The National Post is Canada’s second largest national paper.

New study highlights desperate need for reform the province’s vast dysfunctional and costly electricity regime

For almost five years FP Comment has inveighed against the Ontario government’s profoundly uneconomic and costly electricity regime, a dictatorial and monopolist system that uses taxes and subsidies to greenify the power system of the largest provincial economy in Canada.

As I wrote in 2009: “In the midst of a major economic meltdown, and with looming budget deficits totaling more than $18-billion, now might not be the best time for the government of Ontario to be embarking on a crushing new green energy policy that could add billions to the province’s electricity costs. But Ontario Premier Dalton McGuinty is nothing if not immune to the folly of his own righteous policies and the fiscal crisis he faces as a result.”

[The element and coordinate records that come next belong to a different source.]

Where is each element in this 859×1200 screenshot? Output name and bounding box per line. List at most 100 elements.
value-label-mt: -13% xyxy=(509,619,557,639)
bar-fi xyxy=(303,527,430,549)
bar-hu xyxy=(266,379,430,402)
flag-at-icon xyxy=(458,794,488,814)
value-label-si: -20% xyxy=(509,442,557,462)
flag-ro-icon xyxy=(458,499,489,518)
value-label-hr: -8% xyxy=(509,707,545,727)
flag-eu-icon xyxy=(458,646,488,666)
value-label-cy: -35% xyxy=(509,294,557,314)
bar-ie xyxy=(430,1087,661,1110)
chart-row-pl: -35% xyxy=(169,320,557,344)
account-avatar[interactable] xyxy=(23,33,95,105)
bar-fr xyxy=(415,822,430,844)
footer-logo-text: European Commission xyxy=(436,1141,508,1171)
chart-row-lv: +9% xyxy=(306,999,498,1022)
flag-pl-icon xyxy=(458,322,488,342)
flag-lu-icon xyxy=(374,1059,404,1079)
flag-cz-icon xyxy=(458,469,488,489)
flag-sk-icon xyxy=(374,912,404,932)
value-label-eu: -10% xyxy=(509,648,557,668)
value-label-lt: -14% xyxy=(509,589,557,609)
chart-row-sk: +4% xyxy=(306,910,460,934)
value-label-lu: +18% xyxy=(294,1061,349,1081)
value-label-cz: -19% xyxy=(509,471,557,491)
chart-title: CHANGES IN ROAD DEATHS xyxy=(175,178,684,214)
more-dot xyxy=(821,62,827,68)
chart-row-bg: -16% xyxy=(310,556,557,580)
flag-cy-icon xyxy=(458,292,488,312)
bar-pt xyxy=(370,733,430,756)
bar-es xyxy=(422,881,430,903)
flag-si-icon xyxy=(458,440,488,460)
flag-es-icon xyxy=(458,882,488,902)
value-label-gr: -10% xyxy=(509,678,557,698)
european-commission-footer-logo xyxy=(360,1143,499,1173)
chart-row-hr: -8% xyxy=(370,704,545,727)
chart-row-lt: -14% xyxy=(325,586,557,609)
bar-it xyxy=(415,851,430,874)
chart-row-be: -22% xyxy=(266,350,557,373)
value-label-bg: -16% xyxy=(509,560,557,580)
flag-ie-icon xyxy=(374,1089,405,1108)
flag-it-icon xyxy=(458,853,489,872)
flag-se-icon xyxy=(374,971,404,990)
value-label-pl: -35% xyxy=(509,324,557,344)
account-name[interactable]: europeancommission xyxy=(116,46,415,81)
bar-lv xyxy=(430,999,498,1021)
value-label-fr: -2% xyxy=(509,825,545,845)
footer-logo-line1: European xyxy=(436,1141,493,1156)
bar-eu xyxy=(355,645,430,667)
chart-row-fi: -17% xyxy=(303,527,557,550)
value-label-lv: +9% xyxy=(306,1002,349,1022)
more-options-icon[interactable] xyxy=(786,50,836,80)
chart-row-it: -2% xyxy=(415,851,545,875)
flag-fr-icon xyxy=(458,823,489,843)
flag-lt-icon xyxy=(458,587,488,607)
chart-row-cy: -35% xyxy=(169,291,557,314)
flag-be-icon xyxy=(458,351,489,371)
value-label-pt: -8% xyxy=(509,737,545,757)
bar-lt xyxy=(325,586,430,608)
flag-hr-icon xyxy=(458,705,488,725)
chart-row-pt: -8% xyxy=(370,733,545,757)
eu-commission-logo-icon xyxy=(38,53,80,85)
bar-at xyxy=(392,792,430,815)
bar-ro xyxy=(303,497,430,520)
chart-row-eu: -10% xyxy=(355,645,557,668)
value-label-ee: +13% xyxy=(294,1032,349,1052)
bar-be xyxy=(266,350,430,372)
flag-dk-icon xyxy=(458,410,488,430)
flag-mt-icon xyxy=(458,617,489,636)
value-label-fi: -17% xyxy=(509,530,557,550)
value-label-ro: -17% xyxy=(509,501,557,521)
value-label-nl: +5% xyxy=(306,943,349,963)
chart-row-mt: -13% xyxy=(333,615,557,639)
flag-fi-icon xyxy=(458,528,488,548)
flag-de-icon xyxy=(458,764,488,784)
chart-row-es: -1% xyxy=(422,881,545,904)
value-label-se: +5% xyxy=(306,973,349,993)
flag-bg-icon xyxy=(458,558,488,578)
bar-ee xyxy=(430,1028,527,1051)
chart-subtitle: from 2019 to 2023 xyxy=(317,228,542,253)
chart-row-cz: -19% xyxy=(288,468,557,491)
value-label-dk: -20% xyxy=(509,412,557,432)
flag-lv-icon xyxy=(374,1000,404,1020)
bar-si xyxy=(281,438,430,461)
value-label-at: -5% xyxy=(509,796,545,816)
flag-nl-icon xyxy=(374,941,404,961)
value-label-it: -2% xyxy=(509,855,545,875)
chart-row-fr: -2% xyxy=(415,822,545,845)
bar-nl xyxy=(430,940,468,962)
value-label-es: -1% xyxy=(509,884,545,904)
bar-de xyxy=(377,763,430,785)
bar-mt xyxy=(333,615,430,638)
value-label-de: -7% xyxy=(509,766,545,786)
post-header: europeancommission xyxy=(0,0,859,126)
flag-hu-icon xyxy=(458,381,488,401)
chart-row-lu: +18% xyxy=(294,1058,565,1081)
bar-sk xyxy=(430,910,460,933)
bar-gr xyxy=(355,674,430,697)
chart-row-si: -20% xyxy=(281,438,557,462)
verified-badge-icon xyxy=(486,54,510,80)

Since then, via former Canadian banker Parker Gallant’s ongoing series — Ontario’s Power Trip — along with reports from consultant Tom Adams and many others, the growing absurdity of the regime has been detailed and documented on this page: Rising costs, market distorting feed-in-tariffs, subsidies to wind and solar, exports of power to New York at below cost — not to mention the $1-billion scandal over cancelled gas plants.

The burden on the economy has yet to be fully measured, but the cost to consumers is easy to identify. In 2007, the all-in retail price of electricity was 10.38 cents per kilowatt hour.

Today, the price for the same electricity is about 15.5 cents — a 50% increase imposed on consumers despite a recession that saw economic growth fall along with electricity demand.

That the Ontario Liberal government has been able to dodge this giant policy folly is mystery of sorts, although perhaps no surprise given the squishy Liberal bias of the provincial media. The new premier, Kathleen Wynne, appears to be coasting through the power issue, issuing directives and installing ever more megawatts of wind power at huge cost.

Maybe a new report from the C.D. Howe Institute by an independent consultant will light a fire. The opening sentences of the report, by A.J. Goulding of London Economics International, describes vast scope of the Liberal folly:

The province’s power sector today has an electricity oversupply, a mismatch between generator capabilities and supply needs, rising prices for final consumers and a lack of cost transparency, along with a record of volatile, often contradictory, policies. Consequently, private-sector electricity generators are unable to justify investment in the system without some form of government-backed contract.